“You’re building,” Dad always said. “Foundations take support.”
His name was Daniel Vale, and he owned a regional office furniture company that he had built from a warehouse and one delivery truck. He was not flashy. He still drove an eight-year-old Toyota and wore the same brown leather belt until my mother threatened to throw it away. But he understood money in the way people do when they have earned it slowly: as a tool, not a personality.
My mother, Grace, was softer but sharper than people expected. She made tea when things went wrong and remembered every lie anyone had ever told her.
They liked Fabian at first.
Mom liked that he brought flowers the first time he came to dinner. Dad took longer. He asked Fabian about work, savings, goals. Fabian answered smoothly, speaking in polished little paragraphs about growth, opportunity, scaling his client base. Dad watched him over his coffee mug and said very little.

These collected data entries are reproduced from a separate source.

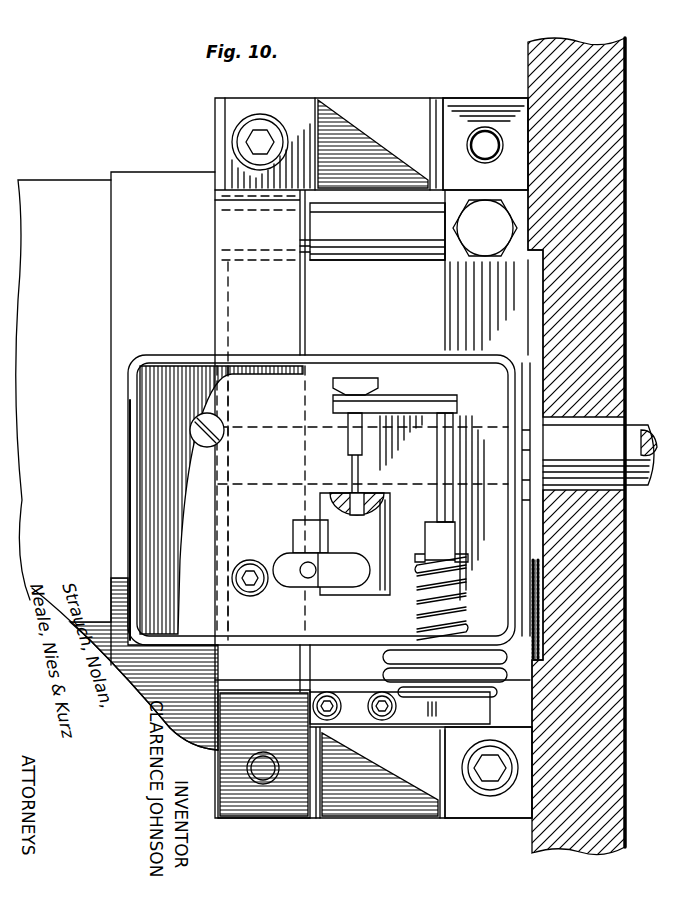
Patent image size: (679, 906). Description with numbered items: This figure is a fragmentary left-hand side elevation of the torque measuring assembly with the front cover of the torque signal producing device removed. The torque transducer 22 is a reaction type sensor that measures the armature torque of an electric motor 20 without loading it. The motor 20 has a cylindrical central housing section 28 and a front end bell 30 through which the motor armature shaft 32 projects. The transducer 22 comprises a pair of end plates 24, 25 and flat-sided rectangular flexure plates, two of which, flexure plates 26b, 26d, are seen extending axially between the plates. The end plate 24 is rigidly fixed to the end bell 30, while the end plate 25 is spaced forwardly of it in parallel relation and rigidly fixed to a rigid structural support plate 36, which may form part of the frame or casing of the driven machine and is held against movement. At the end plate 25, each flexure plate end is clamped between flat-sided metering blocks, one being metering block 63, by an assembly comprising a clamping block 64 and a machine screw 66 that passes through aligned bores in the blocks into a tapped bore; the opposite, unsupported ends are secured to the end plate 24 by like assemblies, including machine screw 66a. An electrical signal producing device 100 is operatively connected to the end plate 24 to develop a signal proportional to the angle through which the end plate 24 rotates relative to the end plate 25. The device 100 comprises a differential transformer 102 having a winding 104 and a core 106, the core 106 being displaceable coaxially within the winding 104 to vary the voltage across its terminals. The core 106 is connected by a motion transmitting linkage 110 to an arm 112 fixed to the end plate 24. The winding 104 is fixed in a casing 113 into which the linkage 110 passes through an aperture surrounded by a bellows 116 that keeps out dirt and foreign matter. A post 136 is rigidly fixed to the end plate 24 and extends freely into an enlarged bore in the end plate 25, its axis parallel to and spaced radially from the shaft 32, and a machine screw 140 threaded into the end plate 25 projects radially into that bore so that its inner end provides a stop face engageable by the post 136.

The electric motor 20 is at (184, 160).
The torque transducer 22 is at (412, 96).
The end plate 24 is at (232, 820).
The end plate 25 is at (488, 98).
The flexure plate 26b is at (344, 98).
The flexure plate 26d is at (358, 820).
The cylindrical central housing section 28 is at (68, 182).
The front end bell 30 is at (137, 174).
The motor armature shaft 32 is at (638, 425).
The rigid structural support plate 36 is at (625, 92).
The metering block 63 is at (441, 745).
The clamping block 64 is at (458, 805).
The machine screw 66 is at (496, 160).
The machine screw 66a is at (262, 114).
The electrical signal producing device 100 is at (358, 350).
The differential transformer 102 is at (310, 511).
The winding 104 is at (322, 590).
The core 106 is at (338, 500).
The motion transmitting linkage 110 is at (410, 393).
The arm 112 is at (445, 718).
The casing 113 is at (155, 352).
The bellows 116 is at (459, 619).
The post 136 is at (333, 262).
The machine screw 140 is at (445, 226).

Later, I asked, “You don’t like him?”
Dad shook his head. “I didn’t say that.”
“You didn’t have to.”
He smiled faintly. “I’m just learning him.”
Eventually, Fabian seemed to win him over. They played golf twice. Fabian started asking Dad thoughtful questions about his company. He called him “sir” in a way that sounded respectful, not performative. My parents relaxed. I relaxed. For almost a year, I let myself believe I had chosen well.
Then Fabian’s parents started coming around.
Lydia and Arthur Cross lived about an hour away in a beige suburban house with fake shutters and a living room no one seemed allowed to sit in comfortably. Lydia was elegant in a brittle way, always wearing lipstick, always touching my arm when she spoke. Arthur was quieter, with watchful eyes and a permanent air of mild disappointment. They complimented everything too much. My apartment. My cooking. My curtains. My father’s generosity.
The first time Lydia teared up at my dining table, I thought she was sentimental.
“You have such a warm home, Eleanor,” she said, dabbing the corner of her eye. “It’s been so long since we felt like a real family.”
Arthur nodded. “Fabian is golden, you know. He just needed the right woman beside him.”
I smiled because I did not know what else to do.
Now, looking back, I understand that people tell you what they want from you if you stop mistaking intensity for affection.
Fabian began making little comments. Jokes, at first.
“Your dad really takes care of you, huh?”
“Must be nice having a safety net.”
“Not every guy gets lucky enough to fall in love with a woman whose father understands business.”
When I frowned, he kissed my forehead.
“I’m teasing, El. Don’t get serious.”
But I started noticing patterns. Whenever we visited my parents and money came up, Fabian leaned forward. Whenever Dad mentioned expansion plans, Fabian asked questions too detailed for casual conversation. When my father helped me replace my aging laptop for work, Fabian texted his mother before he even congratulated me.